Senior Staff AI Software Engineer

Samsung Semiconductor•San Jose, CA

10d•Onsite

About The Position

The AGI (Artificial General Intelligence) Computing Lab is dedicated to solving the complex system-level challenges posed by the growing demands of future AI/ML workloads. Our team is committed to designing and developing scalable platforms that can effectively handle the computational and memory requirements of these workloads while minimizing energy consumption and maximizing performance. To achieve this goal, we collaborate closely with both hardware and software engineers to identify and address the unique challenges posed by AI/ML workloads and to explore new computing abstractions that can provide a better balance between the hardware and software components of our systems. Additionally, we continuously conduct research and development in emerging technologies and trends across memory, computing, interconnect, and AI/ML, ensuring that our platforms are always equipped to handle the most demanding workloads of the future.
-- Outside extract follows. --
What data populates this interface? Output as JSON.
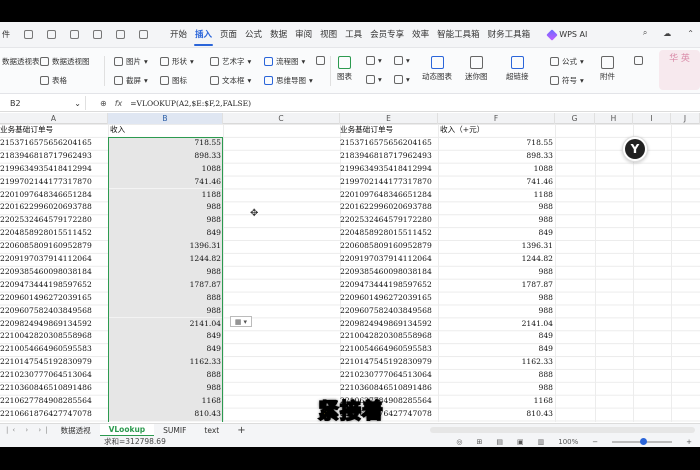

By working together as a dedicated and passionate team, we aim to revolutionize the way AI/ML applications are deployed and executed, ultimately contributing to the advancement of AGI in an affordable and sustainable manner. Join us in our passion to shape the future of computing!

Requirements

Bachelor’s with 15+ years, or Master’s with 13+ years, or PhD's with 10+ years of industry experience.
Strong experience writing high-performance AI framework software development for GPUs or other accelerators.
Strong, end-to-end understanding of the AI infrastructure, AI software stack, from model definition through deployment and serving.
Solid understanding of LLM model architectures and workflows, including modern transformer-based designs.
Solid understanding of agentic AI architecture and workflows.
Hands-on expertise with the PyTorch framework.
Practical experience with vLLM for high-throughput model inference and serving.
Solid understanding of the memory wall problem and its impact on AI system performance.
Strong knowledge of memory architecture, including High Bandwidth Memory (HBM), and familiarity with memory-centric acceleration and compute approaches.
Proficiency working in a Linux development environment.
Solid command of development tooling, including agentic coding, GitHub and Jira.

Responsibilities

Lead the co-design of software and hardware solutions that optimize AI model inference performance, with a focus on overcoming memory bottlenecks.
Analyze and optimize LLM and agentic AI workloads across the full software stack, identifying opportunities for hardware-aware acceleration.
Profile and characterize model execution to expose memory wall limitations and guide architectural decisions for HBM and memory-centric compute.
Collaborate with hardware teams to influence memory architecture, acceleration strategies, and compute placement based on real workload behavior.
Develop, optimize, and benchmark inference and serving solutions using frameworks such as PyTorch and vLLM.
Define best practices and provide technical mentorship across software–hardware co-design efforts.